El parque de viviendas en Reíllo, compuesto por unas 144 unidades, presenta una tipología mayoritariamente rural con predominio de casas unifamiliares de muros de carga de piedra o ladrillo. Dado que una parte significativa de las construcciones son anteriores al Código Técnico de la Edificación de 2006, la calificación energética más habitual oscila entre la E y la G. Estas viviendas suelen presentar carencias en el aislamiento de cubiertas y ventanas de vidrio sencillo. Para mejorar la letra en la etiqueta, las intervenciones más efectivas en esta zona climática D3 incluyen el trasdosado de paredes exteriores con aislante mineral y la sustitución de antiguas calderas por sistemas de aerotermia o calderas de biomasa, muy eficientes en entornos rurales. Una vivienda rehabilitada en Reíllo puede alcanzar fácilmente una calificación C o D, incrementando su valor de mercado hasta un 10%.
El marco legal principal es el Real Decreto 390/2021, que amplía la obligatoriedad de la certificación a más supuestos, como edificios de más de 500 m² o viviendas destinadas a alquiler vacacional. En nuestra comunidad, el organismo encargado de gestionar estos expedientes es el Registro de Certificados de Eficiencia Energética de Castilla-La Mancha, dependiente de la Dirección General de Transición Energética. Una vez que el técnico registra el documento, la administración emite la etiqueta energética oficial, que tiene una validez máxima de 10 años, salvo en los casos de calificación G, donde la validez se reduce a 5 años. Es imperativo que el certificado esté registrado antes de que el inmueble se anuncie en cualquier portal inmobiliario.
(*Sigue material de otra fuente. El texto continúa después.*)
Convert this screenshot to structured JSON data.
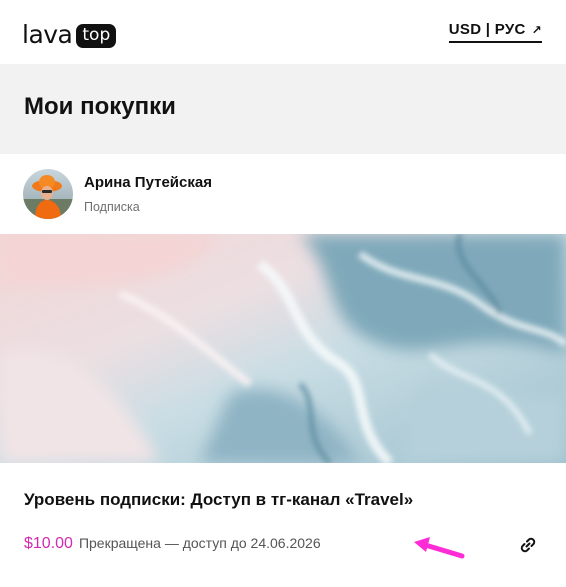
{
  "header": {
    "logo_word": "lava",
    "logo_badge": "top",
    "locale_label": "USD | РУС",
    "locale_arrow": "↗"
  },
  "page": {
    "title": "Мои покупки"
  },
  "author": {
    "name": "Арина Путейская",
    "type": "Подписка",
    "avatar_icon": "avatar-photo"
  },
  "purchase": {
    "title": "Уровень подписки: Доступ в тг-канал «Travel»",
    "price": "$10.00",
    "status": "Прекращена — доступ до 24.06.2026",
    "annotation_color": "#ff2bd6",
    "action_icon": "link-icon"
  },
  "colors": {
    "accent": "#d42ab0",
    "band": "#f2f2f2"
  }
}
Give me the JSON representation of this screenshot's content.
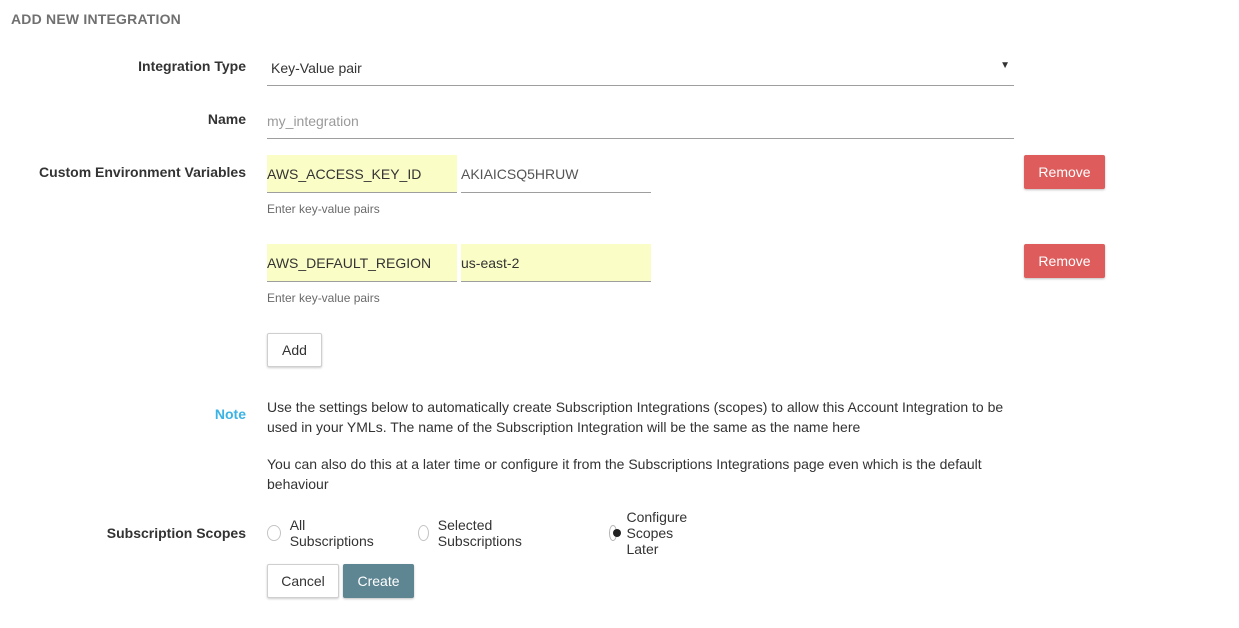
{
  "page": {
    "title": "ADD NEW INTEGRATION"
  },
  "form": {
    "integration_type": {
      "label": "Integration Type",
      "value": "Key-Value pair",
      "arrow_icon": "caret-down-icon"
    },
    "name": {
      "label": "Name",
      "value": "",
      "placeholder": "my_integration"
    },
    "env_vars": {
      "label": "Custom Environment Variables",
      "hint": "Enter key-value pairs",
      "rows": [
        {
          "key": "AWS_ACCESS_KEY_ID",
          "value": "AKIAICSQ5HRUW",
          "remove_label": "Remove"
        },
        {
          "key": "AWS_DEFAULT_REGION",
          "value": "us-east-2",
          "remove_label": "Remove"
        }
      ],
      "add_label": "Add"
    },
    "note": {
      "label": "Note",
      "paragraph_1": "Use the settings below to automatically create Subscription Integrations (scopes) to allow this Account Integration to be used in your YMLs. The name of the Subscription Integration will be the same as the name here",
      "paragraph_2": "You can also do this at a later time or configure it from the Subscriptions Integrations page even which is the default behaviour"
    },
    "subscription_scopes": {
      "label": "Subscription Scopes",
      "options": [
        {
          "label": "All Subscriptions",
          "checked": false
        },
        {
          "label": "Selected Subscriptions",
          "checked": false
        },
        {
          "label": "Configure Scopes Later",
          "checked": true
        }
      ]
    },
    "actions": {
      "cancel_label": "Cancel",
      "create_label": "Create"
    }
  },
  "colors": {
    "remove_button": "#de5c5c",
    "create_button": "#5d8592",
    "note_label": "#3bb3e4",
    "highlight_field": "#fbfdc6"
  }
}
No disponer del certificado energético vigente en Reíllo puede acarrear sanciones económicas importantes según la Ley 8/2013 de rehabilitación, regeneración y renovación urbanas. Las infracciones leves, como anunciar la venta o alquiler sin mencionar la calificación energética, conllevan multas de 300€ a 600€. Las infracciones graves o muy graves, como falsear el resultado del certificado o vender un inmueble sin entregar el documento original al comprador, pueden alcanzar los 6.000€. Además de la multa, el contrato de compraventa o arrendamiento podría ser impugnado por el adquirente o inquilino al no cumplirse los requisitos de transparencia informativa sobre la calidad energética de la vivienda.